In almost every family, there seems to be at least one person who is really interested in the family tree, looking up ancestors from wherever and putting together charts and so on. I think the internet has probably been an amazing boon to these people. Myself, as far as family history goes, I am interested in the people that there are photos of. If you’re going into pre-photograph times (unless you can dig up some portraits, I suppose), I find it pretty hard to feel connected to that history.
I bring this up because it recently occurred to me that future generations are going to have a lot more complicated a time putting together those trees. Think about it: not that many generations ago, people worked hard on a farm or in a factory or whatever. There weren’t vaccines, life was rough, there was a war every few decades, and for one reason or another, they tended to die young. It didn’t leave a lot of time for divorces and remarriages. I mean, sure, there was Henry VIII, but I gather he was an exception. For most people, we’re talking about pretty clean charts.
The world has changed. Fewer people are bound by religions that dictate their personal lives. And for those who are, a lot of those religions have loosened up a bit. People live a long long time. They have more ambitious expectations about what life (and relationships) should bring them. They have the time and leisure to get bored. Enter: divorce. Enter: remarriage. Enter: more kids.
I think about my own family as an example, and very quickly, that chart needs to develop 3D technology. I have five blood uncles. I have first wave aunts and second wave aunts, I have aunts who actually have no blood or legal connection to me, but still matter a lot. (I suppose technically the first wave of aunts are no longer my aunts, but how can that be right? How can someone who was an aunt for however many years suddenly not be an aunt anymore? And what would one of their later spouses be to me? Officially nothing, but really, there’s a connection there too.) I have aunts and uncles-in-law. I have regular cousins, half cousins, honorary cousins, step-cousins, cousins-in-law, ex-step-cousins, second cousins, and cousins I haven’t met. I have half-siblings and a brother.

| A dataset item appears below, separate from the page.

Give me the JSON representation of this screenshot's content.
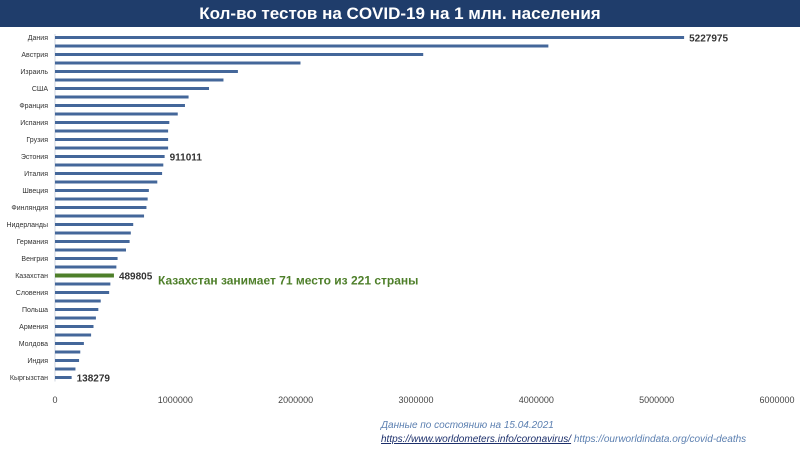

While I probably made up some of those terms to try to explain relationships that I’m not sure there are words for, I hate those terms. They are awful words that assign rank to people I care about. Am I supposed to love my half-brother half as much as the brother I share both parents with? I am not close to everyone who is related to me, not by a long stretch, (I recently connected with some cousins who I hadn’t seen in over twenty years) but they all matter. And none of them ever stopped mattering just because two pieces of this ridiculously convoluted equation couldn’t keep it together. Having words that show the many ways that parts of a family somehow have less status than other parts is creating exclusion where it doesn’t need to be.
So I’m throwing out the prefixes. I have cousins and aunts and uncles. I have brothers and a sister. They are all my family, so why make it any more complicated than that? For that matter — as I’m sure my family isn’t that unique — why should anyone?
The only reason I can think of is clarity for those poor family tree researchers years down the road. Sorry, genealogists of the future. I guess you’ve got your work cut out for you.